A reader asked me to look into the question of why only three year old horses are allowed to race in the Kentucky Derby. I wasn’t able to find a “for sure” answer, but I did find some information that points in the general direction.
The Kentucky Derby is a Graded Stakes Race. This means that a horses owner must pay a stake, or entry fee, in order to enter the race. The entry fees, plus additional sums posted by the race track, are combine to form the prize money for the race. Graded stakes races traditionally involve horses that belong to the same gender, age and class.
Essentially, it appears as if the age restriction is merely one part of the racing industry’s way of creating competitive races. Age is significant determinate of the competitiveness of two horses.

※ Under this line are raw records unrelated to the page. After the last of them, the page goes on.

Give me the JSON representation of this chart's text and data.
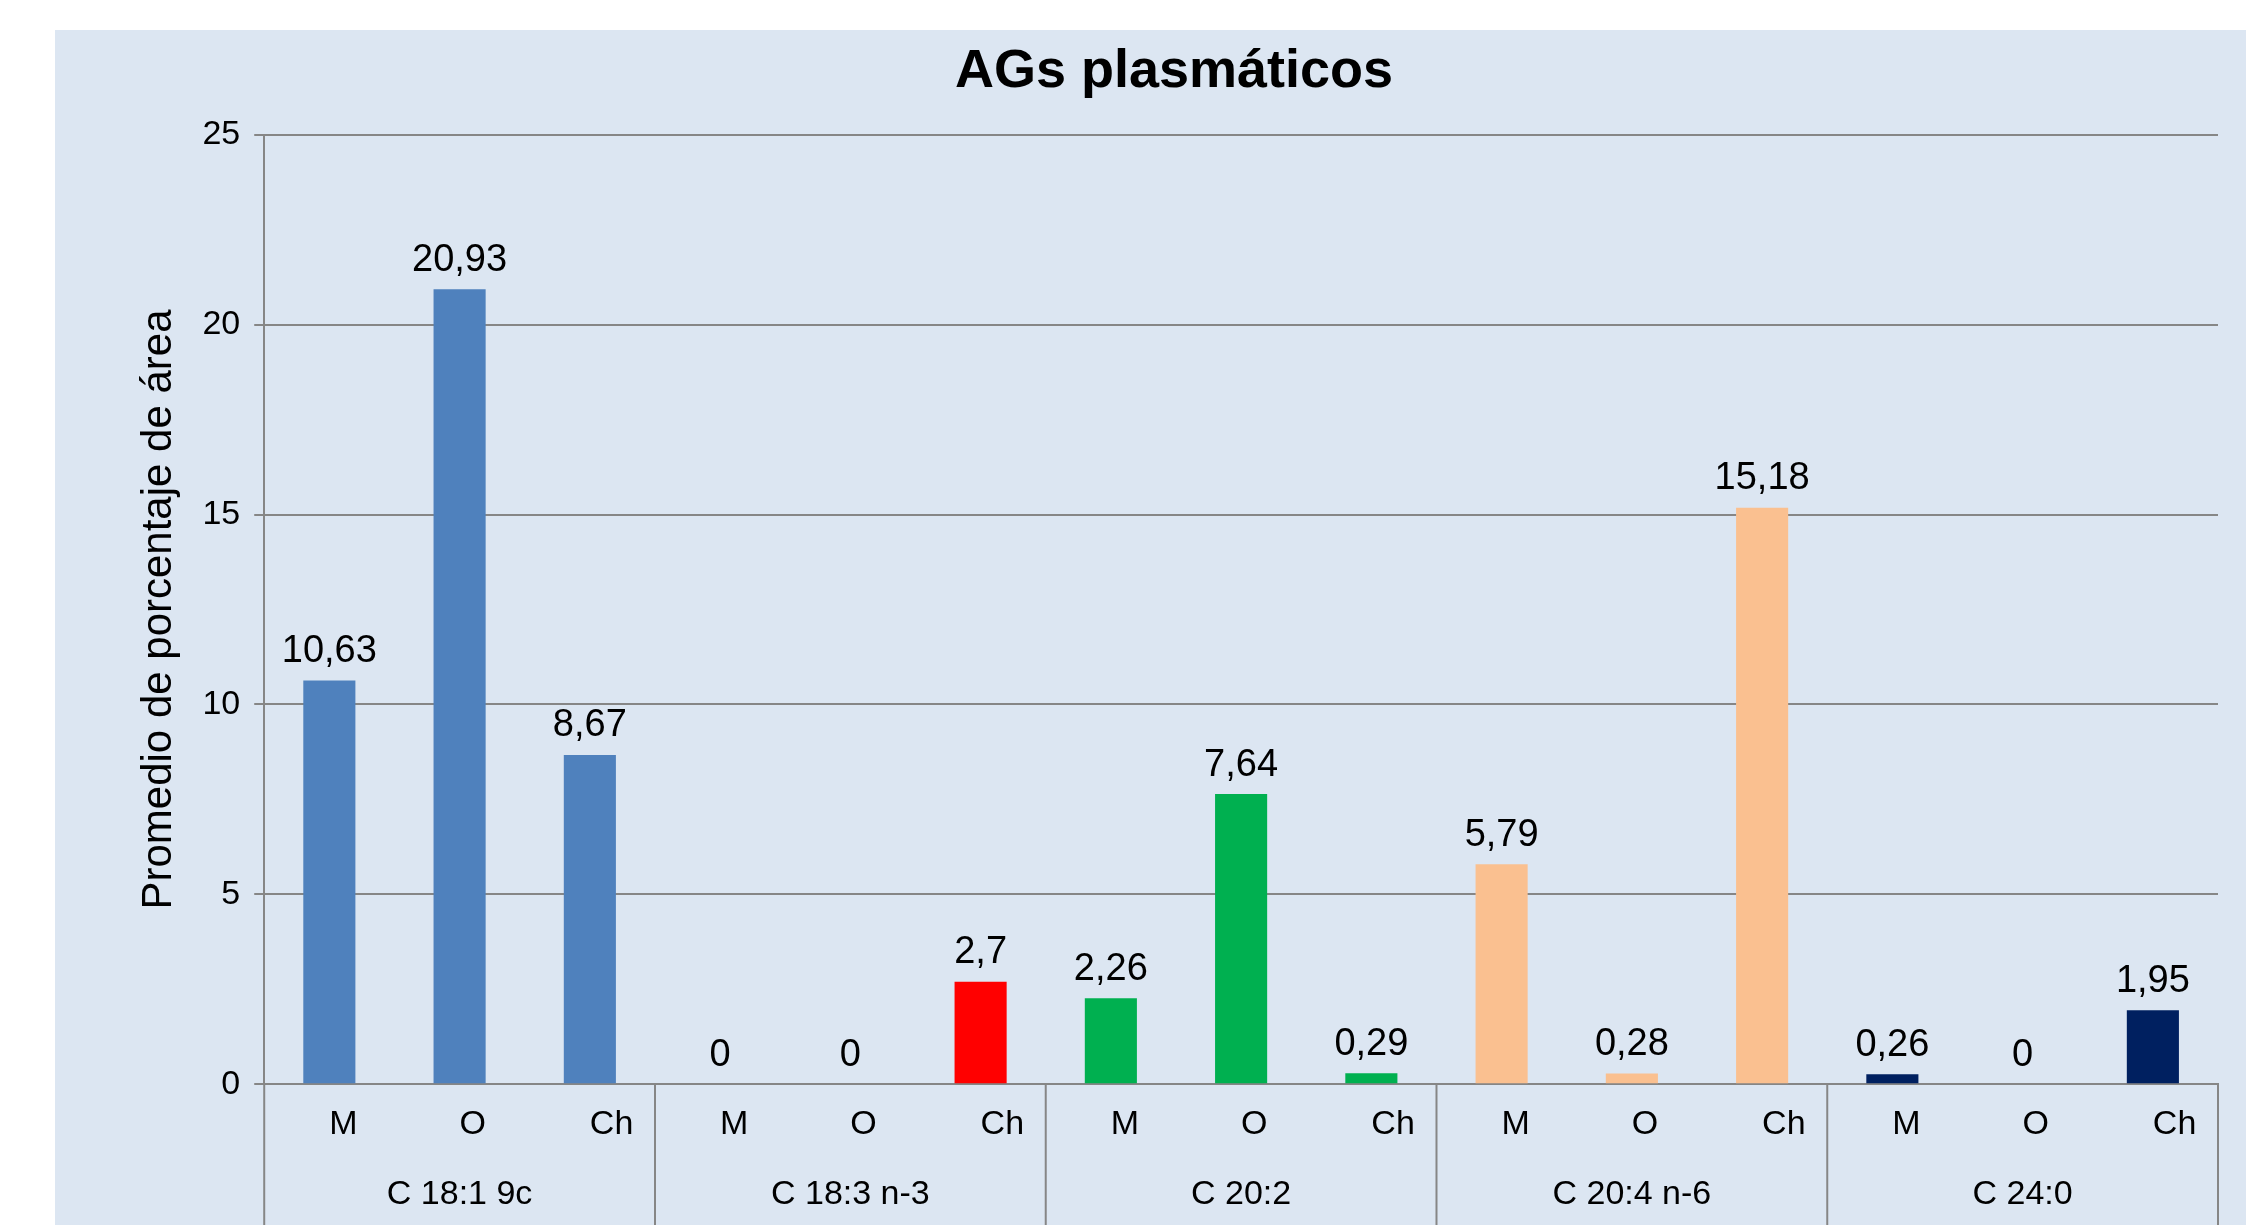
{
  "chart_data": {
    "type": "bar",
    "title": "AGs plasmáticos",
    "ylabel": "Promedio de porcentaje de área",
    "categories": [
      "M",
      "O",
      "Ch",
      "M",
      "O",
      "Ch",
      "M",
      "O",
      "Ch",
      "M",
      "O",
      "Ch",
      "M",
      "O",
      "Ch"
    ],
    "values": [
      10.63,
      20.93,
      8.67,
      0,
      0,
      2.7,
      2.26,
      7.64,
      0.29,
      5.79,
      0.28,
      15.18,
      0.26,
      0,
      1.95
    ],
    "value_labels": [
      "10,63",
      "20,93",
      "8,67",
      "0",
      "0",
      "2,7",
      "2,26",
      "7,64",
      "0,29",
      "5,79",
      "0,28",
      "15,18",
      "0,26",
      "0",
      "1,95"
    ],
    "colors": [
      "#4f81bd",
      "#4f81bd",
      "#4f81bd",
      "#ff0000",
      "#ff0000",
      "#ff0000",
      "#00b050",
      "#00b050",
      "#00b050",
      "#fac090",
      "#fac090",
      "#fac090",
      "#002060",
      "#002060",
      "#002060"
    ],
    "annotations": [
      "C 18:1 9c",
      "C 18:3 n-3",
      "C 20:2",
      "C 20:4 n-6",
      "C 24:0"
    ],
    "ylim": [
      0,
      25
    ],
    "yticks": [
      0,
      5,
      10,
      15,
      20,
      25
    ],
    "grid": "y"
  }
}
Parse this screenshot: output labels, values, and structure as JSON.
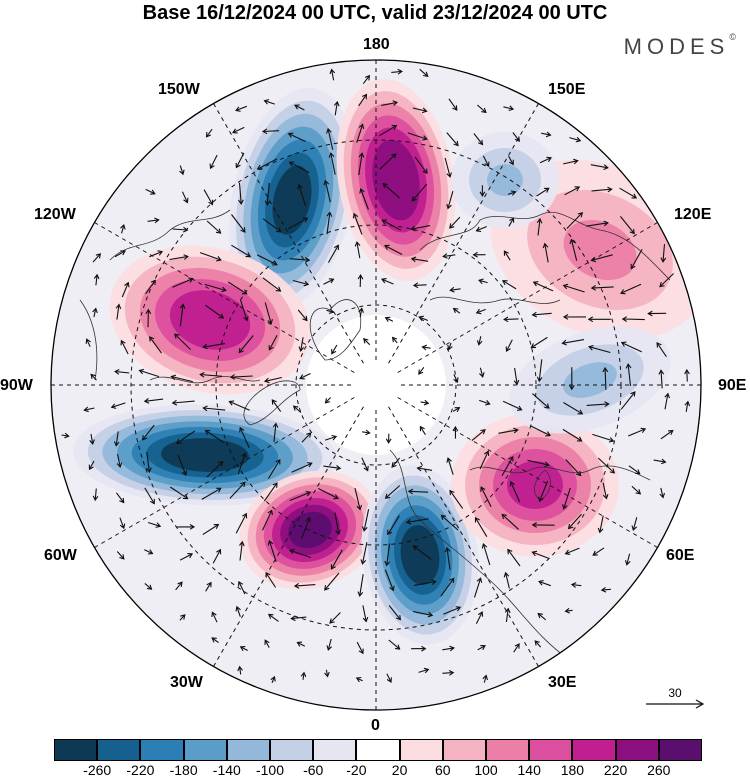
{
  "title": "Base 16/12/2024 00 UTC, valid 23/12/2024 00 UTC",
  "brand": {
    "name": "MODES",
    "mark": "©"
  },
  "longitude_labels": {
    "top": "180",
    "bottom": "0",
    "left": "90W",
    "right": "90E",
    "w150": "150W",
    "e150": "150E",
    "w120": "120W",
    "e120": "120E",
    "w60": "60W",
    "e60": "60E",
    "w30": "30W",
    "e30": "30E"
  },
  "reference_vector": {
    "label": "30"
  },
  "colorbar": {
    "ticks": [
      "-260",
      "-220",
      "-180",
      "-140",
      "-100",
      "-60",
      "-20",
      "20",
      "60",
      "100",
      "140",
      "180",
      "220",
      "260"
    ],
    "colors": [
      "#0e3955",
      "#15608e",
      "#2c7fb4",
      "#5b9dc9",
      "#93b8da",
      "#c4d0e6",
      "#e6e6f2",
      "#ffffff",
      "#fbdde0",
      "#f5b2c1",
      "#ec7fa8",
      "#dc4e9e",
      "#bf1f8f",
      "#8c0f80",
      "#5a0e6e"
    ]
  },
  "map": {
    "projection": "north-polar-stereographic",
    "field_anomalies": [
      {
        "name": "neg-150W",
        "value": -240
      },
      {
        "name": "pos-165E",
        "value": 230
      },
      {
        "name": "pos-105W",
        "value": 180
      },
      {
        "name": "neg-75W",
        "value": -250
      },
      {
        "name": "pos-35W",
        "value": 240
      },
      {
        "name": "neg-10E",
        "value": -250
      },
      {
        "name": "pos-45E",
        "value": 160
      },
      {
        "name": "pos-115E",
        "value": 70
      },
      {
        "name": "neg-85E",
        "value": -70
      },
      {
        "name": "neg-150E",
        "value": -70
      }
    ]
  }
}
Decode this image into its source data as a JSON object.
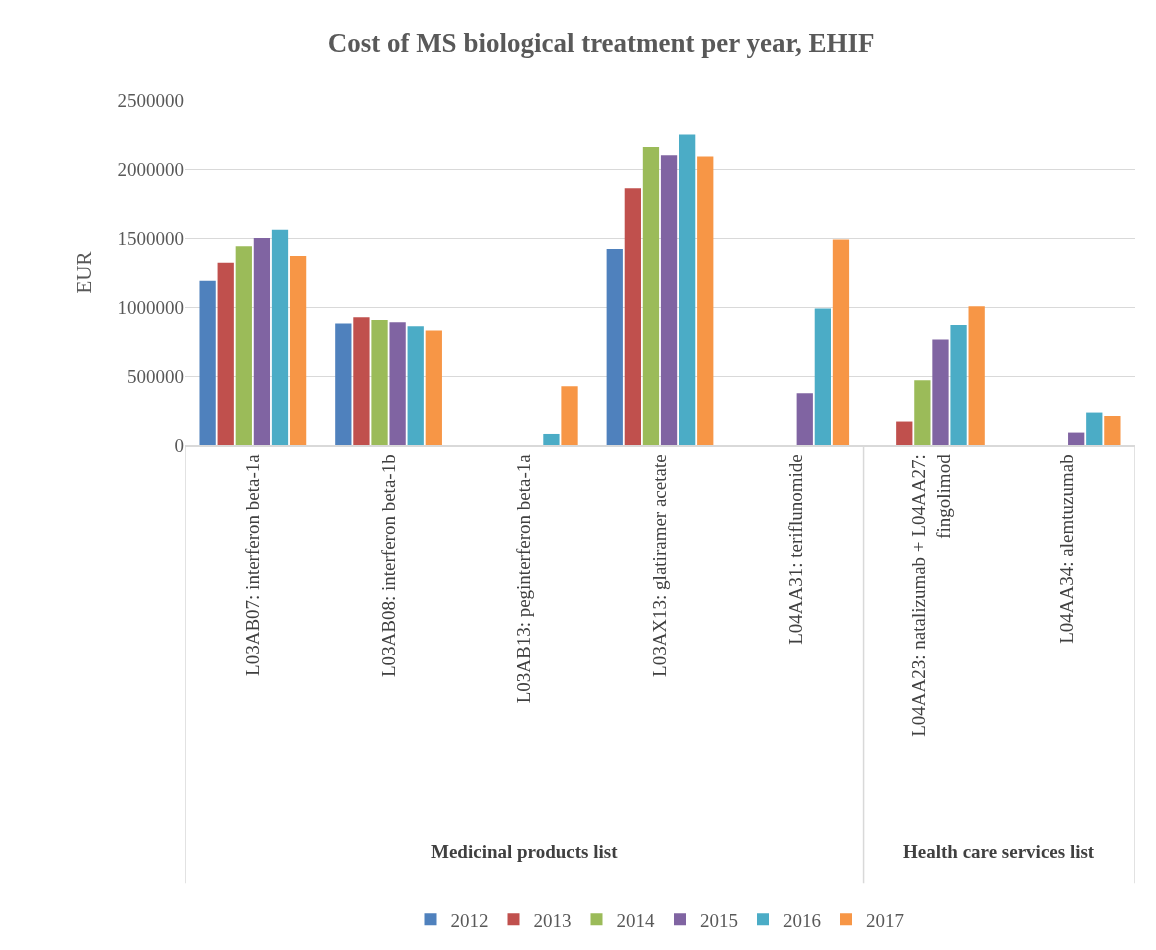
{
  "chart_data": {
    "type": "bar",
    "title": "Cost of MS biological treatment per year, EHIF",
    "ylabel": "EUR",
    "categories": [
      "L03AB07: interferon beta-1a",
      "L03AB08: interferon beta-1b",
      "L03AB13: peginterferon beta-1a",
      "L03AX13: glatiramer acetate",
      "L04AA31: teriflunomide",
      "L04AA23: natalizumab + L04AA27: fingolimod",
      "L04AA34: alemtuzumab"
    ],
    "series": [
      {
        "name": "2012",
        "color": "#4f81bd",
        "values": [
          1190000,
          880000,
          null,
          1420000,
          null,
          null,
          null
        ]
      },
      {
        "name": "2013",
        "color": "#c0504d",
        "values": [
          1320000,
          925000,
          null,
          1860000,
          null,
          170000,
          null
        ]
      },
      {
        "name": "2014",
        "color": "#9bbb59",
        "values": [
          1440000,
          905000,
          null,
          2160000,
          null,
          470000,
          null
        ]
      },
      {
        "name": "2015",
        "color": "#8064a2",
        "values": [
          1500000,
          890000,
          null,
          2100000,
          375000,
          765000,
          90000
        ]
      },
      {
        "name": "2016",
        "color": "#4bacc6",
        "values": [
          1560000,
          860000,
          80000,
          2250000,
          990000,
          870000,
          235000
        ]
      },
      {
        "name": "2017",
        "color": "#f79646",
        "values": [
          1370000,
          830000,
          425000,
          2090000,
          1490000,
          1005000,
          210000
        ]
      }
    ],
    "annotations": [
      "Medicinal products list",
      "Health care services list"
    ],
    "ylim": [
      0,
      2500000
    ],
    "yticks": [
      0,
      500000,
      1000000,
      1500000,
      2000000,
      2500000
    ],
    "grid": "y",
    "legend": "bottom"
  }
}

Relative to humans, horses mature quickly. By height and weight, a horse will be 95% physically mature by the age of two. A two year old horse is probably physiologically equivalent to an eighteen year old human. Mature enough physically to withstand proper training. Horses start training as 2-year olds and will generally only race against other two year olds. Once in a great while, there are races for 2-year olds and up. The training and exertion as a two-year old is helpful in developing the horse’s bone structure.
A horse will reach peak maturity somewhere between the ages of 3.5 and 4-years old. They can usually maintain that peak status through about the age of five.
As a result of these physiological differences, thoroughbred racing often employs a concept known as Weight for Age. A horse will carry a set weight depending on the horse’s age, its sex, the race distance and the month of the year. WFA is used to minimize the differences in physical maturity of a racehorse. By way of example, at the Breeder’s Cup Classic, 4-year-olds and up wear 126 pounds and 3-year-olds wear 122 pounds. The principle of WFA was developed in the 1860s in England and has undergone only minor changes since that time.
For further elaboration, look at the careers of two of the most successful horses of the last several decades, Secretariat and Cigar. Secretariat is the more well known of the two because he won the 1973 Triple Crown. Secretariat set still-standing track records in the Kentucky Derby (1:59 2/5) and the Belmont Stakes (2:24). Secretariat was retired to stud as a three-year old.
Contrast that with Cigar. In 1995 and 1996 Cigar became the first American racehorse racing against top-class competition to win 16 races in a row since the Triple Crown winner Citation did it in 1948 and 1950. He is also the all time leading money earner among North American thoroughbreds, with almost $10 million in career earnings. Cigar’s success came later in life however. Cigar did not race as a two year old and only won twice in nine starts at age 3, but failed to win in stakes competition. Cigar’s first win in a stakes race came in his last race as a 4-year old. He then proceeded to win his next 15 races, tying the winning streak of Citation.